Hyperlinks to notebook sections don't work in preview mode
If your notebook contains sections that you link to from an introductory section at the top of the notebook for example, the links to these sections will not work if the notebook was opened in view-only mode in Firefox. However, if you open the notebook in edit mode, these links will work.
Can't connect to notebook kernel
If you try to run a notebook and you see the message Connecting to Kernel
, followed by Connection failed. Reconnecting
and finally by a connection failed error message, the reason might be that your firewall is blocking
the notebook from running.
If Watson Studio is installed behind a firewall, you must add the WebSocket connection wss://dataplatform.cloud.ibm.com
to the firewall settings. Enabling this WebSocket connection is required when you're using notebooks and RStudio.
Machine learning issues
You might encounter some of these issues when working with machine learning tools.
Region requirements
You can only associate a Watson Machine Learning service instance with your project when the Watson Machine Learning service instance and the Watson Studio instance are located in the same region.
Accessing links if you create a service instance while associating a service with a project
While you are associating a Watson Machine Learning service to a project, you have the option of creating a new service instance. If you choose to create a new service, the links on the service page might not work. To access the service terms, APIs, and documentation, right click the links to open them in new windows.
Federated Learning assets cannot be searched in All assets, search results, or filter results in the new projects UI
You cannot search Federated Learning assets from the All assets view, the search results, or the filter results of your project.
Workaround: Click the Federated Learning asset to open the tool.
Deployment issues
- A deployment that is inactive (no scores) for a set time (24 hours for the free plan or 120 hours for a paid plan) is automatically hibernated. When a new scoring request is submitted, the deployment is reactivated and the score request is served. Expect a brief delay of 1 to 60 seconds for the first score request after activation, depending on the model framework.
- For some frameworks, such as SPSS modeler, the first score request for a deployed model after hibernation might result in a 504 error. If this happens, submit the request again; subsequent requests should succeed.
AutoAI known limitations
-
Currently, AutoAI experiments do not support double-byte character sets. AutoAI only supports CSV files with ASCII characters. Users must convert any non-ASCII characters in the file name or content, and provide input data as a CSV as defined in this CSV standard.
-
To interact programmatically with an AutoAI model, use the REST API instead of the Python client. The APIs for the Python client required to support AutoAI are not generally available at this time.
Data module not found in IBM Federated Learning
The data handler for IBM Federated Learning is trying to extract a data module from the FL library but is unable to find it. You might see the following error message:
ModuleNotFoundError: No module named 'ibmfl.util.datasets'
The issue possibly results from using an outdated DataHandler. Please review and update your DataHandler to conform to the latest spec. Here is the link to the most recent MNIST data handler or ensure your sample versions are up-to-date.

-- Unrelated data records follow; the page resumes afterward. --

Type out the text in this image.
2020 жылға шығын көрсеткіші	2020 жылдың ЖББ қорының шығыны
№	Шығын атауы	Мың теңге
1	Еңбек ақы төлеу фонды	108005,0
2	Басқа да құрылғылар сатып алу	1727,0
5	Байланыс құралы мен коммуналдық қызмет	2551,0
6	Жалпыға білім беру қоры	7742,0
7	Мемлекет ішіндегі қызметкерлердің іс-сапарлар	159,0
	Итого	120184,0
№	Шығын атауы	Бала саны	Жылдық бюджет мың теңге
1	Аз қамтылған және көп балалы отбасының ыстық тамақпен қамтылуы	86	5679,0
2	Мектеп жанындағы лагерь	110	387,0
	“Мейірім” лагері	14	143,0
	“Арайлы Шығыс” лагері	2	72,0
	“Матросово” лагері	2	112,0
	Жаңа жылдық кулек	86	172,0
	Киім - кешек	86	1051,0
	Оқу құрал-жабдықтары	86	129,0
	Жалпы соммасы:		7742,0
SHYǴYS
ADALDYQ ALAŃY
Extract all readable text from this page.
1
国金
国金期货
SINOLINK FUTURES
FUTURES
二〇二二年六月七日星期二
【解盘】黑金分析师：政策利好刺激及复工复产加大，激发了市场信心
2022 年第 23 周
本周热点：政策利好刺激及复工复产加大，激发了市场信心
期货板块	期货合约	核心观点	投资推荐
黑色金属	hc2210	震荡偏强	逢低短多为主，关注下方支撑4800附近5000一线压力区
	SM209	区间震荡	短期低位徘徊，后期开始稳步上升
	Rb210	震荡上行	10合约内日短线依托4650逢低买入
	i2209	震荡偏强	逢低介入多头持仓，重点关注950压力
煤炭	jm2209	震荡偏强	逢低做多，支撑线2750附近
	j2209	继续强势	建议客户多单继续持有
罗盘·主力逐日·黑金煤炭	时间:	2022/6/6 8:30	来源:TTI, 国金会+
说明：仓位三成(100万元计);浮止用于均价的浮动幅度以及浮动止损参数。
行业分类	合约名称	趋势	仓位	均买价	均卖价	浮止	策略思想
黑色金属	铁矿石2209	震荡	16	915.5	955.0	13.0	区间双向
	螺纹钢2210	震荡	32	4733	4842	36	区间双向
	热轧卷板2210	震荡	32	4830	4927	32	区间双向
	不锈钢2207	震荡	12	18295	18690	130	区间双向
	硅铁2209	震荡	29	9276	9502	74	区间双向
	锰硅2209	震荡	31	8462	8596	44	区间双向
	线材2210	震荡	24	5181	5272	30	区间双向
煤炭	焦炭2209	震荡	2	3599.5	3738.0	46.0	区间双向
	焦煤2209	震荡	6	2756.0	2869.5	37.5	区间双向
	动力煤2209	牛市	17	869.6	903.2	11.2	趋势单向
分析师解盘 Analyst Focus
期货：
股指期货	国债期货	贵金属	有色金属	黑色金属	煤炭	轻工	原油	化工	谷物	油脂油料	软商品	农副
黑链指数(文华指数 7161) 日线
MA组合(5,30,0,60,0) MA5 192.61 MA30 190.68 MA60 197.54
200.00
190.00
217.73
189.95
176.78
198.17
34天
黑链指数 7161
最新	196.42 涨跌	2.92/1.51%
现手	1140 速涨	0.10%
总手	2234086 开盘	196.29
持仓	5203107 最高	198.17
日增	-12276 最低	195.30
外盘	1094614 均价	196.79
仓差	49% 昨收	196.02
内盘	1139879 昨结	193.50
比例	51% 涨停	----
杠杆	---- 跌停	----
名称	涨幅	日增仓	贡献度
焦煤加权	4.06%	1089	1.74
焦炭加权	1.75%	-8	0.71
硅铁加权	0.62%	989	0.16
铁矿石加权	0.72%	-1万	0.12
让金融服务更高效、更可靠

Previewing masked data assets is blocked in deployment space**
A data asset preview may fail with this message:
This asset contains masked data and is not supported for preview in the Deployment Space
Deployment spaces currently don't support masking data so the preview for masked assets has been blocked to prevent data leaks.
Cognos Dashboard Embedded issues
You might encounter some of these issues when working with a Cognos Dashboard Embedded.
CSV files containing duplicate column names are not supported
Cognos Dashboard Embedded does not support CSV files that contain duplicate column names. Duplicates are case-insensitive. For example, BRANCH_NAME
, branch_name
, and Branch_Name
are considered duplicate
column names.
Cognos dashboards can only use data connections created with username and password credentials
Cognos Dashboard Embedded requires that database connections and connected data assets added as data sources to a dashboard must include username and password credentials.
If these credentials are not specified in the connection and a token or API key is used instead, then Cognos Dashboard Embedded cannot use that connection or connected data asset as a data source.
Incorrect data type shown for refined data assets
After you import a CSV file, if you click on the imported file in the data asset overview page, types of some columns might not show up correctly. For example, a dataset of a company report with a column called Revenue that contains the revenue of the company might show up as type String, instead of a number-oriented data type that is more logical.
Unsupported special characters in CSV files
The source CSV file name can contain non-alphanumeric characters. However, the CSV file name can't contain the special characters / : & < . \ "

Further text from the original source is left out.